Now, I've not used Dreamweaver before – only the related HomeSite 4.5. One difference between my copy of HomeSite and the new Dreamweaver is that instead of previewing documents in an HTML rendering engine in the design panel, you have to launch a browser separately. But Dreamweaver recognized Firefox, Netscape and Internet Explorer (although not Opera); as I'm on a Windows XP box, I don't know whether Dreamweaver would see the Apple browser, Safari, although I'd bet it would.

Also, my old snippets – basically a library of frequently used code – couldn't be imported or even copied over to Dreamweaver CS3; I had to open each snippet in HomeSite and then build a new one in Dreamweaver, copying over the specific code snippet. But that was a huge jump from HomeSite 4.5 (before Allaire was bought by Macromedia) to Dreamweaver 9. My guess is that users of Dreamweaver 8 have no such problem bringing their snippets over.

And the built-in snippets library in Dreamweaver is pretty impressive. Plus, the preview panel in the snippets menu is pretty handy – lets you see what navigation menus will look like before you paste them in. And the snippets library is editable – so you can take the default snippets library and change it to the colors, fonts, etc., you actually use on your sites.

Integration

When you buy the Adobe Creative Suite 3, there are no printed, bound manuals – the manuals are all digital, fully integrated into the Help features.

What you do get is a printed Workflow Guide – a 138-page booklet showing how to create work in InDesign, PhotoShop and Illustrator and pull it into Dreamweaver to turn your creations into functional Web pages. (Well, that's not all it does – it also shows how to swap files from application to application in all kinds of directions, but in terms of Dreamweaver, that's what it does.). While not comprehensive or step-by-step, it does refer you to the video instructional guides on the second DVD of the Suite. (Yes, Adobe Creative Suite 3 ships on a single DVD-ROM for the applications, with the support files on a second DVD and content – libraries and samples – on yet a third DVD.)

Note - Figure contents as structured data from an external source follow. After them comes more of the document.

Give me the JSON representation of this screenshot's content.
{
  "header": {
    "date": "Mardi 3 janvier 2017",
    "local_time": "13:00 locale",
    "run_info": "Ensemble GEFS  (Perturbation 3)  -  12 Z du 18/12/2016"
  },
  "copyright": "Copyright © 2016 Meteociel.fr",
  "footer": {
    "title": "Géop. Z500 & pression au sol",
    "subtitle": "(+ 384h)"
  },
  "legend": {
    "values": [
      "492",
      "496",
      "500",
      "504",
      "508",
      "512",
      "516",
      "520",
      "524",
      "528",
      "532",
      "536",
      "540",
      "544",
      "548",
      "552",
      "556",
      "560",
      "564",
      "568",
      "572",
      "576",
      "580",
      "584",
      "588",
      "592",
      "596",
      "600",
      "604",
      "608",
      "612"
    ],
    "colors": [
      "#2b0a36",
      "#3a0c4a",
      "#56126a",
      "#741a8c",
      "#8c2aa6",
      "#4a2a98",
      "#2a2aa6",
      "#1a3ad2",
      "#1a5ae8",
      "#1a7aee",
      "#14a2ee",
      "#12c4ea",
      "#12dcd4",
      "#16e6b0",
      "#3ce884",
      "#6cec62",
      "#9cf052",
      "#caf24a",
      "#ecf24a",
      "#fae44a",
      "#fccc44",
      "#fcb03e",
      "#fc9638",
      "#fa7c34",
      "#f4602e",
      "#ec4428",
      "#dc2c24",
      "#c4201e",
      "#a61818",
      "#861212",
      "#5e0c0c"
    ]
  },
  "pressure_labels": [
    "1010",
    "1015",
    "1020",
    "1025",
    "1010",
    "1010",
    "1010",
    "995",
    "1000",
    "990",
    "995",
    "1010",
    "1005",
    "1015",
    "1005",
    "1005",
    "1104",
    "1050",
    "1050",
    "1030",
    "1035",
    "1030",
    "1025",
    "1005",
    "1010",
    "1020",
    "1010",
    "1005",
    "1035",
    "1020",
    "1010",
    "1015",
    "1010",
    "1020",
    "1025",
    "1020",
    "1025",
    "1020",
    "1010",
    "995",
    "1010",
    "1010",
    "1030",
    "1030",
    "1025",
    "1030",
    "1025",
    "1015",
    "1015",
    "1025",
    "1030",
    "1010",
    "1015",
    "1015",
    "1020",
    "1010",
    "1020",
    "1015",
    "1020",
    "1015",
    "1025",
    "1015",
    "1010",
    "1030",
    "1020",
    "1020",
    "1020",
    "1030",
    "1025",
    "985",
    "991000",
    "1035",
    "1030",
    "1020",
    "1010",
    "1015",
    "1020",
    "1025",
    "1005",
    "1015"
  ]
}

Three weeks of playing around with Adobe Creative Suite 3 haven't exactly exposed me to the entire realm of possibilities of this incredibly powerful tool. The Workflow Guide says I can create animated effects in Dreamweaver and Flash without knowing code – haven't figured that out, among many tasks available to me.

But I will.

Still, at first glance, Dreamweaver under Adobe is very much like Dreamweaver under Macromedia: the best, sleekest, easiest to use HTML editor going today. For folks who design Web pages for a profession or a serious hobby, that's very good news indeed.